The term "Urban Homesteading" is also trademarked; incidentally, the term "Urban Homesteader" is not yet trademarked there's still opportunity for other back-to-the-earth publicity-whores to cash in. In fact, it appears their original application to trademark the term "Urban Homestead" was denied based on the fact that it's a generally descriptive term open to use by anyone.  You can track the entire application process for their trademark of "Urban Homestead" here.  You can also see here that on Dec 9, 2008 their original application was refused because "Many entities provide a variety of print and online publications and services on the same subject matter." In order to execute their trademark application, they had to go back and show evidence that they had "acquired distinctiveness" through exclusive (which we know to be untrue) and extensive (which is not deniable) use of the term.  What I don't understand is why the application was approved in the end; even though they could show extensive use, they certainly couldn't demonstrate exclusive use of the term.

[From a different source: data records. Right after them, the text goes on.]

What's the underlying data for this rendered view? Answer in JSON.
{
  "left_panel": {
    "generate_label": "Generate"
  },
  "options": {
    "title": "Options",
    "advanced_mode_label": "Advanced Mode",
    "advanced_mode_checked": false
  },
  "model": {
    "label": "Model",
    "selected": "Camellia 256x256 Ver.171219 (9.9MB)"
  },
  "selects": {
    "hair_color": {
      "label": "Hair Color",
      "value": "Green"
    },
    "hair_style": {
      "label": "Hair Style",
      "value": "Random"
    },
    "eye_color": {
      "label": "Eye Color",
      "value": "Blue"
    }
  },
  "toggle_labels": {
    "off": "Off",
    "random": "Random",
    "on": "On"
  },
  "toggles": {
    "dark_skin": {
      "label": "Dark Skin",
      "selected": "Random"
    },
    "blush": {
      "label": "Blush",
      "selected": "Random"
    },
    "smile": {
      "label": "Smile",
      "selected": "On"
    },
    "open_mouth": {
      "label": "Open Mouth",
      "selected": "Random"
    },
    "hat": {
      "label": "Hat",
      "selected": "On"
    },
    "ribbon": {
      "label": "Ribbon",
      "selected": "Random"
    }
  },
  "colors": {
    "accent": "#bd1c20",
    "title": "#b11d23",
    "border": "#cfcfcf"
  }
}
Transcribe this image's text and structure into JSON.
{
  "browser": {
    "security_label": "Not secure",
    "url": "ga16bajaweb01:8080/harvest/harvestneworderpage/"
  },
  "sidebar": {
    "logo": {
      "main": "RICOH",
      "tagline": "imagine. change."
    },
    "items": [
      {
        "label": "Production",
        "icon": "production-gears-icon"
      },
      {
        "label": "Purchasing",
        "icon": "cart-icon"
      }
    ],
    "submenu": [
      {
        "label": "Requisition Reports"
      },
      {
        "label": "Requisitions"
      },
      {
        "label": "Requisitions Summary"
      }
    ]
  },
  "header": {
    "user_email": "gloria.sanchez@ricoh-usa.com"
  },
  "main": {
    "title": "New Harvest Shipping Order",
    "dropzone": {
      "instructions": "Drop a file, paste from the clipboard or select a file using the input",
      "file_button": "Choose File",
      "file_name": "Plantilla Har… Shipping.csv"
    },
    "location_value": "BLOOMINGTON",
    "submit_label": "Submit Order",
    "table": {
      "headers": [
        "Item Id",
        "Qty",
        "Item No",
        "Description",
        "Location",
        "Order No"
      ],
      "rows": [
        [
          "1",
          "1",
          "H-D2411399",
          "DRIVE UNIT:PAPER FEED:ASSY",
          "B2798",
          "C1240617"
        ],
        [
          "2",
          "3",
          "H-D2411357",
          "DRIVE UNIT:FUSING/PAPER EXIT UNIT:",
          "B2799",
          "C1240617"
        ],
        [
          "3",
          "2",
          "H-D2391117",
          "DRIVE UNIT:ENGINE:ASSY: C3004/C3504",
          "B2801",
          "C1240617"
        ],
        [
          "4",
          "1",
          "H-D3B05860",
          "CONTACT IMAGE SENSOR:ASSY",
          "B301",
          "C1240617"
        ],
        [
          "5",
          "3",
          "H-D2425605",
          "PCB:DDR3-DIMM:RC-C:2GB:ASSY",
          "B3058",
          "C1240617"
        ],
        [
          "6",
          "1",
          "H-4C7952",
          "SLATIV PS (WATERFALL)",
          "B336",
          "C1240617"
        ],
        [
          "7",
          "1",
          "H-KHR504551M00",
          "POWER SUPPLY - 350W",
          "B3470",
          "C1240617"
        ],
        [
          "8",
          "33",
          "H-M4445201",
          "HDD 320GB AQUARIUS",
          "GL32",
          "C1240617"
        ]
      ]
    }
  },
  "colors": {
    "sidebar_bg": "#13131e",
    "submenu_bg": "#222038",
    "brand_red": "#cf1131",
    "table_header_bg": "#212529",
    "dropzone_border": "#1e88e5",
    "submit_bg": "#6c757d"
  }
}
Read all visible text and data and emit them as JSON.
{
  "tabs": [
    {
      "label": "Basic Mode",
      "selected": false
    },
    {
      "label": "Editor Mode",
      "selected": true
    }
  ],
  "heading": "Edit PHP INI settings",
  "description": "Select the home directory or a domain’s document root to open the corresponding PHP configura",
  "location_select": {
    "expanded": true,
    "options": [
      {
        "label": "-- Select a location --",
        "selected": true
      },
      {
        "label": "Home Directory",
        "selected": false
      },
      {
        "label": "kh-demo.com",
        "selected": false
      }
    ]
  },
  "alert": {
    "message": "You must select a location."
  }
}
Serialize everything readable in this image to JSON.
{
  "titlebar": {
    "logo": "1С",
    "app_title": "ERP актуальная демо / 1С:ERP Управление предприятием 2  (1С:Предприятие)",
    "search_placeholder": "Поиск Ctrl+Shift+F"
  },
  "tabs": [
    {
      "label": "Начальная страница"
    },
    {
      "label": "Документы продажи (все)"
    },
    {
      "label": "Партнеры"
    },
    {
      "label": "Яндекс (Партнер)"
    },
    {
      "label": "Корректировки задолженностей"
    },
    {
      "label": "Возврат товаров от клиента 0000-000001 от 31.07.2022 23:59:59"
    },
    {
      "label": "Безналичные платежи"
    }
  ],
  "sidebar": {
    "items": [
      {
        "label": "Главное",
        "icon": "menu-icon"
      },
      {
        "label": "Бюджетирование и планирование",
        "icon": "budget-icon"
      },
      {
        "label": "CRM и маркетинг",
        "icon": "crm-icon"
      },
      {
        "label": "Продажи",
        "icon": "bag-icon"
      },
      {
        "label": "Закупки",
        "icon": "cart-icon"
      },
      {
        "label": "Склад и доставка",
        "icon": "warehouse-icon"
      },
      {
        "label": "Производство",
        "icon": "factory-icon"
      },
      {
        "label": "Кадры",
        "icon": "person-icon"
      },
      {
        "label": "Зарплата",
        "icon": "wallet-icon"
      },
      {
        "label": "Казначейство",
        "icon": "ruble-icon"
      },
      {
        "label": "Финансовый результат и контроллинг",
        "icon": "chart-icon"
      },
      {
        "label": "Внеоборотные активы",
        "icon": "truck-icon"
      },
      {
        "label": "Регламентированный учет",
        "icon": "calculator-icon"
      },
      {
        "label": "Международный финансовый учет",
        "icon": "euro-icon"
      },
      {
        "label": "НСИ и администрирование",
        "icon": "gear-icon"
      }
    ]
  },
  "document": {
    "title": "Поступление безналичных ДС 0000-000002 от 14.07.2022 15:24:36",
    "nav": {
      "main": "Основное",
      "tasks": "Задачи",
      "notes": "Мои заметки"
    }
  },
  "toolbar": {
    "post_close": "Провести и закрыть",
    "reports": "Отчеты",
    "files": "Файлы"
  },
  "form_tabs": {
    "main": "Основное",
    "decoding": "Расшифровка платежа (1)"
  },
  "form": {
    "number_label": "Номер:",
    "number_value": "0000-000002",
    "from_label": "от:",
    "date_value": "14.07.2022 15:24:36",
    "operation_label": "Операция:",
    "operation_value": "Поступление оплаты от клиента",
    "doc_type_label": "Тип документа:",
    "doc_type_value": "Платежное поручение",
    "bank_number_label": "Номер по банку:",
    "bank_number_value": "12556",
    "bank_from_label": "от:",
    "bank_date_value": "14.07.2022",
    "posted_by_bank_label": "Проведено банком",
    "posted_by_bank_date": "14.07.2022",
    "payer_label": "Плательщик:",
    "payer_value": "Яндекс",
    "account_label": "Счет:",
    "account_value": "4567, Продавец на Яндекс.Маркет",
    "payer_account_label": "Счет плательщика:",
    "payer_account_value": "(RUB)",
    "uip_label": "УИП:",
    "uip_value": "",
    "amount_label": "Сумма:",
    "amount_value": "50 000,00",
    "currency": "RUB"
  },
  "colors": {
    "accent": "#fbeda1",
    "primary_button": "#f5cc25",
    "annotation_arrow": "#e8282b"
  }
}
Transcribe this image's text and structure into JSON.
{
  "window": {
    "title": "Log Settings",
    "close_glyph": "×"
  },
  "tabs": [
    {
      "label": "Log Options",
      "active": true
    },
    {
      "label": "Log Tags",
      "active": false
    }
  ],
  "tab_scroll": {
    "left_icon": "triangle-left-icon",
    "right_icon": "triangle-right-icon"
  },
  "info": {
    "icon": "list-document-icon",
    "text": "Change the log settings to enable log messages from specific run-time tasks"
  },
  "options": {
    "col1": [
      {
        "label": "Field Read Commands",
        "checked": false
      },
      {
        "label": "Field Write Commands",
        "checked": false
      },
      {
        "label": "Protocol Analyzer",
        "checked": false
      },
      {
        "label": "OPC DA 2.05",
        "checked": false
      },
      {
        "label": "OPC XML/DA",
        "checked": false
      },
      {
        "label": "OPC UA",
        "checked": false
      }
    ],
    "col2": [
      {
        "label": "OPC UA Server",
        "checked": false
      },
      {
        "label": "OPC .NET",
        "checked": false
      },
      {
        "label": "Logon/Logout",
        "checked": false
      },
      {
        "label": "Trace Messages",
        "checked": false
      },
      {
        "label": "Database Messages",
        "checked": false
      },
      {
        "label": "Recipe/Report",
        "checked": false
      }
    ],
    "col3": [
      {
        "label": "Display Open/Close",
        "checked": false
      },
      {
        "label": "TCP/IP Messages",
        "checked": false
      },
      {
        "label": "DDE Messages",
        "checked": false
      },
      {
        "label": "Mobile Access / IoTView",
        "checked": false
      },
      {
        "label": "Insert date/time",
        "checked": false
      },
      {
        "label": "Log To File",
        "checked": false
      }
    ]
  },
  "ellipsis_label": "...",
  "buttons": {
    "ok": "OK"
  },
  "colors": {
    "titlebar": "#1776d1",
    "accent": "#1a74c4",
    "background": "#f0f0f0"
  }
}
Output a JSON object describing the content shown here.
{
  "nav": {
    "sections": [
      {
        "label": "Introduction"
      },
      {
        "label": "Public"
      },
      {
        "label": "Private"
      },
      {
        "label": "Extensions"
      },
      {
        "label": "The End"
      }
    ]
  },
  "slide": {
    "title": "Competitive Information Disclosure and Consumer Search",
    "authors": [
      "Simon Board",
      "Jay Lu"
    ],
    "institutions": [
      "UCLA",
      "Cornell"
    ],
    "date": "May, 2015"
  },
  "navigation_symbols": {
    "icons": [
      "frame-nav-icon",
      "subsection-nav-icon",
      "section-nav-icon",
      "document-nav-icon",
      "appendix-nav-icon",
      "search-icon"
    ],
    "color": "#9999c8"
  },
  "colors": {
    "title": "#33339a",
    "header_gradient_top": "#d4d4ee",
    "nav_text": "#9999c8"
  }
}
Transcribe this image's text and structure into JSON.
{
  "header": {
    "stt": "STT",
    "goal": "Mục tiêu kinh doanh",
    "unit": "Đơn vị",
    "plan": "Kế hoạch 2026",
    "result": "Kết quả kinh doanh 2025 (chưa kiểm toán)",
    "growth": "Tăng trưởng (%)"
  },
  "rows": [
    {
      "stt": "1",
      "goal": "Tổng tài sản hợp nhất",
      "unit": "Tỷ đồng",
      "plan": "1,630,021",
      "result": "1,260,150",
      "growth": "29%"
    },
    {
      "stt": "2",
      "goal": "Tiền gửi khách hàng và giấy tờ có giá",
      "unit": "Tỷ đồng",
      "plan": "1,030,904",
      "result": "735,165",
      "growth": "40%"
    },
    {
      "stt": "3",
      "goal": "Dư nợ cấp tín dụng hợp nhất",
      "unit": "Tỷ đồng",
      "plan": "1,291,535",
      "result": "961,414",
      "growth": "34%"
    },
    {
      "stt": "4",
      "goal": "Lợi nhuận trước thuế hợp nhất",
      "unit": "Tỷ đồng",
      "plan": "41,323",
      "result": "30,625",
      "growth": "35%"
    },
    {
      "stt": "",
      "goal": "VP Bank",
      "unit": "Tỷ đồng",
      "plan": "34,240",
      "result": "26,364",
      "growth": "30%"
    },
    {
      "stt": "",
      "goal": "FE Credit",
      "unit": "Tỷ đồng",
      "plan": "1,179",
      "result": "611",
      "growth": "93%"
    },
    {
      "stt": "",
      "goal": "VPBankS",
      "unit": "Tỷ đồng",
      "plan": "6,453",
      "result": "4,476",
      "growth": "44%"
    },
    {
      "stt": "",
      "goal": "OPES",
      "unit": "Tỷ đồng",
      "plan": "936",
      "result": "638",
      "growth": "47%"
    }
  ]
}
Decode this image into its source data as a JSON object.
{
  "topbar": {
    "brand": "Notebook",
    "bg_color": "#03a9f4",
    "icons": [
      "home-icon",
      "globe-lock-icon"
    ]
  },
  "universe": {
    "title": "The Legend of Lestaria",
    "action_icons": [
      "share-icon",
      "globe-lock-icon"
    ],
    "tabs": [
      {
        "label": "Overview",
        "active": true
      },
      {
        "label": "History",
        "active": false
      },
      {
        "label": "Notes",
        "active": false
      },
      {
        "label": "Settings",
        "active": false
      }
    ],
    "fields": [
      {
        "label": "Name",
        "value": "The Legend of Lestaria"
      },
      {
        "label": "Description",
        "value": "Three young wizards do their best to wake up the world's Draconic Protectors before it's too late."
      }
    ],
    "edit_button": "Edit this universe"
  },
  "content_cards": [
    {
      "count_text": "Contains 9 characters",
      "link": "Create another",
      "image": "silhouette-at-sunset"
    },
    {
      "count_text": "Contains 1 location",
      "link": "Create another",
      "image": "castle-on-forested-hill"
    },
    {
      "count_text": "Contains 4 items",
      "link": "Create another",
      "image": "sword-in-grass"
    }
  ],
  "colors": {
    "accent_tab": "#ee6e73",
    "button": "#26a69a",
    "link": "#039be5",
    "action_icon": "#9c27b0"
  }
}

While, to their credit, the Dervaes have done much to advance the "Urban Homesteading" movement, it seems absurd to me that they could claim ownership of the term which is commonly used and was referenced as early as 1980 in this Mother Earth News article! In fact, in my search I found another trademark for "The Urban Homesteading Assistance Board" from 1979.  According to their website,  "The Urban Homesteading Assistance Board transforms renters into homeowners who collectively own and democratically govern true housing co-operatives that will remain affordable, in perpetuity, to people of modest means."  I wonder what their reaction would be if they were sent the Dervaes' letter?!  What would the low-income people in the Bronx think of the Dervaes' silly trademark?  And maybe some lawyer can explain to me how the two trademark filings don't conflict with each other. This all seems like such a contraction to me as The Dervaes' urbanhomestead.org sites About Page states:

"Please note that Path to Freedom is a noncommercial, family-operated venture. We devote countless hours to this site, and, despite the opportunity for profit, we remain committed to keeping it an advertisement-free forum. We do this because we believe in giving freely to others, a value upon which strong, healthy communities are built. We hope you will take this principle to heart, and will view this site not just as a place to “take” (answers, ideas, inspiration), but as an opportunity to “give” as well. Whatever you may gain by reading about our journey, please remember to “pay it forward” to others in some fashion. Together, we can ignite a revolution of spirit that will truly change our world for the better!."

Trademarking a term used by many before and after you does not seem like "giving freely to others", now does it?